袋!”
窸窣的声音从水里传来,随着水浪哗啦拨开的声音,更多奇怪的“人类”从水里爬出来,一个,两个,三个……逐渐形成了一支规模可观的队伍。
骨头缝隙间咔咔作响,守边者在自己不算短暂的狗生里第一次感觉到了一种诡异的恐惧。那些没有皮肉的“人类”看起来脆弱而不堪一击,按理来说它不应该有丝毫的畏惧,但它总觉得它们身上有着一种令它恐惧的东西。
它朝后一步步退去。
在对上一个骷髅空洞的眼眶时,它突然明白了这种恐惧来自何处。
以往它面对的人,不论男女老少,不论健壮还是瘦弱,对它是否畏惧,它们身上都有一种它渴望吞噬的东西——一种或许微弱的生命力,一个新鲜的灵魂。

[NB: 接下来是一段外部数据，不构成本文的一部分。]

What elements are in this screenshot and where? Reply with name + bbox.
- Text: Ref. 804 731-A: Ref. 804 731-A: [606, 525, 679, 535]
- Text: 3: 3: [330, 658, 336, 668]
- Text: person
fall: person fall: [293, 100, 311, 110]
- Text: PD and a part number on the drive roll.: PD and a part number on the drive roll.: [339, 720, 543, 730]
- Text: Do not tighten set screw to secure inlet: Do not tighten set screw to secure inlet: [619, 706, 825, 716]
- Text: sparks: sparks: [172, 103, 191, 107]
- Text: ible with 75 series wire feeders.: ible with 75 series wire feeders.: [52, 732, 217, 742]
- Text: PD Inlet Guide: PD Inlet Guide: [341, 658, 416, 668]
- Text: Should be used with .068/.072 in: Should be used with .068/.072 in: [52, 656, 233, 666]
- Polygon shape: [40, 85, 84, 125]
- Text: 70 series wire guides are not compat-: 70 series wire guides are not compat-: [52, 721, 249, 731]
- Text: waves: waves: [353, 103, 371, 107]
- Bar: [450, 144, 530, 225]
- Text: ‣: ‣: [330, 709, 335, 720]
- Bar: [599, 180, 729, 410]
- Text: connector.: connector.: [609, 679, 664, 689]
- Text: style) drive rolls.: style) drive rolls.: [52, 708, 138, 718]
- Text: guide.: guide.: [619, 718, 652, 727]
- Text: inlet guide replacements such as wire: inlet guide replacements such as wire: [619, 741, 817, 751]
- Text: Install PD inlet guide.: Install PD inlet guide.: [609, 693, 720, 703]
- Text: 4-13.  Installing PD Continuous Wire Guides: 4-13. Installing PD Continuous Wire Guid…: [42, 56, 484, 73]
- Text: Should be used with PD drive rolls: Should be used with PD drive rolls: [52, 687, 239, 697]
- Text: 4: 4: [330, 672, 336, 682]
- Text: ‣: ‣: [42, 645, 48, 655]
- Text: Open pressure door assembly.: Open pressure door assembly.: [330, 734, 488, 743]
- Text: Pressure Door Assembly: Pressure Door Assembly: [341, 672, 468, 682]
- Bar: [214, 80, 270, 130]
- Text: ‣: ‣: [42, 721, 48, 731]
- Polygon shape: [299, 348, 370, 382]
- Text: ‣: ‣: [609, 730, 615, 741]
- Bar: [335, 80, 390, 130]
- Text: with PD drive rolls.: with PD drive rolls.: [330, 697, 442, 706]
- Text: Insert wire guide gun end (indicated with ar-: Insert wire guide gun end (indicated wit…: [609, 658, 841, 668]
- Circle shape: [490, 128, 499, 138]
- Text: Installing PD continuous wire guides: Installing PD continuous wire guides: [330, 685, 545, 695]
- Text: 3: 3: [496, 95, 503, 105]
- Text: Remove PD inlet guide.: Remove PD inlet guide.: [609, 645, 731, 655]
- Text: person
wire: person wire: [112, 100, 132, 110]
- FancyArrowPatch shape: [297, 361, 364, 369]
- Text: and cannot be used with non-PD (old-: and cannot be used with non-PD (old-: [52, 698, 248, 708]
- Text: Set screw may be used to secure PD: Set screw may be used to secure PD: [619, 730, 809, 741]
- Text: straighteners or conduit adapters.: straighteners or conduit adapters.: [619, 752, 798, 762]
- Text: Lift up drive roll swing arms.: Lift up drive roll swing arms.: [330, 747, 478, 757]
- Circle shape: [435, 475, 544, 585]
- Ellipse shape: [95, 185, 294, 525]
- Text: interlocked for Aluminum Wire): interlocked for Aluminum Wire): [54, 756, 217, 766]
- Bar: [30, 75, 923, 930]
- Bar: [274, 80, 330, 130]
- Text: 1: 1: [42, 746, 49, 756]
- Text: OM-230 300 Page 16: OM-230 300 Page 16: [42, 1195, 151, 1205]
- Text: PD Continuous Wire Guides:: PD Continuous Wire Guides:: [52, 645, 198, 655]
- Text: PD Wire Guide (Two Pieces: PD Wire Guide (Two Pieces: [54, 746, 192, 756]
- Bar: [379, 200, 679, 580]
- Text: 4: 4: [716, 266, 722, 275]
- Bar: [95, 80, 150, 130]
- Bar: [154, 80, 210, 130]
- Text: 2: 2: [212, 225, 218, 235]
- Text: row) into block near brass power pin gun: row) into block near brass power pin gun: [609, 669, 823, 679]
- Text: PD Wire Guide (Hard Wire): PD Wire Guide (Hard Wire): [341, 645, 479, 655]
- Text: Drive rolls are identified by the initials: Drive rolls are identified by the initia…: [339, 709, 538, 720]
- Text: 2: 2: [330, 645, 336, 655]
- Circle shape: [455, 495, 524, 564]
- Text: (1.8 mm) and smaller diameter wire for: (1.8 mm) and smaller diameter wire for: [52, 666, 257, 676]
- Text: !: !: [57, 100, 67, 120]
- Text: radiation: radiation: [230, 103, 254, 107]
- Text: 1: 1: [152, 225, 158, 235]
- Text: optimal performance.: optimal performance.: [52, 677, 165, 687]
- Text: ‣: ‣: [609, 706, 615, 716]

但是在这些空气能肆意透过的骨架上,它感受不到任何一丝这种东西。
一丝也没有。
守边者夹着尾巴朝后退去,骷髅们一步步上前,将它围住。
像是一个好奇的孩子那样,第一个骷髅伸出了被海水打磨光滑的手骨,落在守边者身上。
它“刺啦”撕下来一道皮肉。
“嗷呜——!”
守边者的惨叫响起,骷髅们一拥而上,将它覆盖在一片白骨里。
彼时城镇的街道上,马车在水中奔驰。
不知道是马车被水泡了太久还是年久失修,又或者制作工艺本来就太差,随着第一块木板啪的裂开,第一颗螺丝在经历了撞击和奔波后掉落,整个马车晃晃悠悠地开始散架。
木头和螺丝一路噼里啪啦地掉,车轱辘在经过一颗石子的时候松动,依依不舍地和马车分别。三个轮子的马车在水上拖行了片刻,在两边带起巨大的水花,速度不可遏制地比刚才慢了些。
祁霄回头看了一眼远处愤怒的王后——那个带着一圈胳膊的巨人正愤怒地一拳砸向旁边的楼房,屋子里躲藏的人跟着碎砖破瓦像饺子一样落在水里,发出惊惧的尖叫。
然而这些都没动摇王后对追逐前面马车里那个不孝女的决心,她发泄过后继续目不斜视地冲着马车过来,在愈发高涨的水面一步一个大浪。
祁霄朝马车喊:“跳车!”
他说着就要勒马,只听一个冷坚的声音突然响起:“别停!”
时怿扒着门框探出在马车旁:“让她的视线继续跟着马车走!”
祁霄略微一顿,似乎没有想到,随即转头应道:“好,你们下车。”
一块木板随着冲刷的水流飘走了,马车里已经不剩几处能够落脚的地方。车里的几人看准时机扑通跳进了已经上升到了小腿的水中,溅起四道水花。
有了海水的缓冲,跳车倒不是个多么艰难的举动,祁霄也很快弃了马,跳进水里。濒临散架的马车没有丝毫停顿,和之前一样朝前奔驰,仿佛车里还坐着逃亡的人。
几人沿着路边朝前头也不抬地奔去,身后,王后和他们之间的距离逐渐拉近。城镇中的纳斯维娜斯人看到她,惊惧地叫起来,四下逃窜,带着浪花把水搅浑。
忽然,“哗啦”一声从前方传来——
时怿敏锐地抬头,见一片水浪从遥远的大海里推来,翻着雪白的浪花。
纳斯维娜斯人全都惊骇地避开那道浪,脸色十分难看,惊呼尖叫声自那道浪的方向响起。没来得及逃开的人被卷入了那道一人高的水浪,拼命挣扎,不一会儿便消失在水里。
祁霄道:“这边!”
他两胳膊肘砸开了一扇窗户,快速翻进那间屋里,时怿几人紧跟其后。
屋里比外面没有好到哪去,因为地震从桌子上掉落在地的各类物件在水中漂浮,和外面相比有过之而无不不及。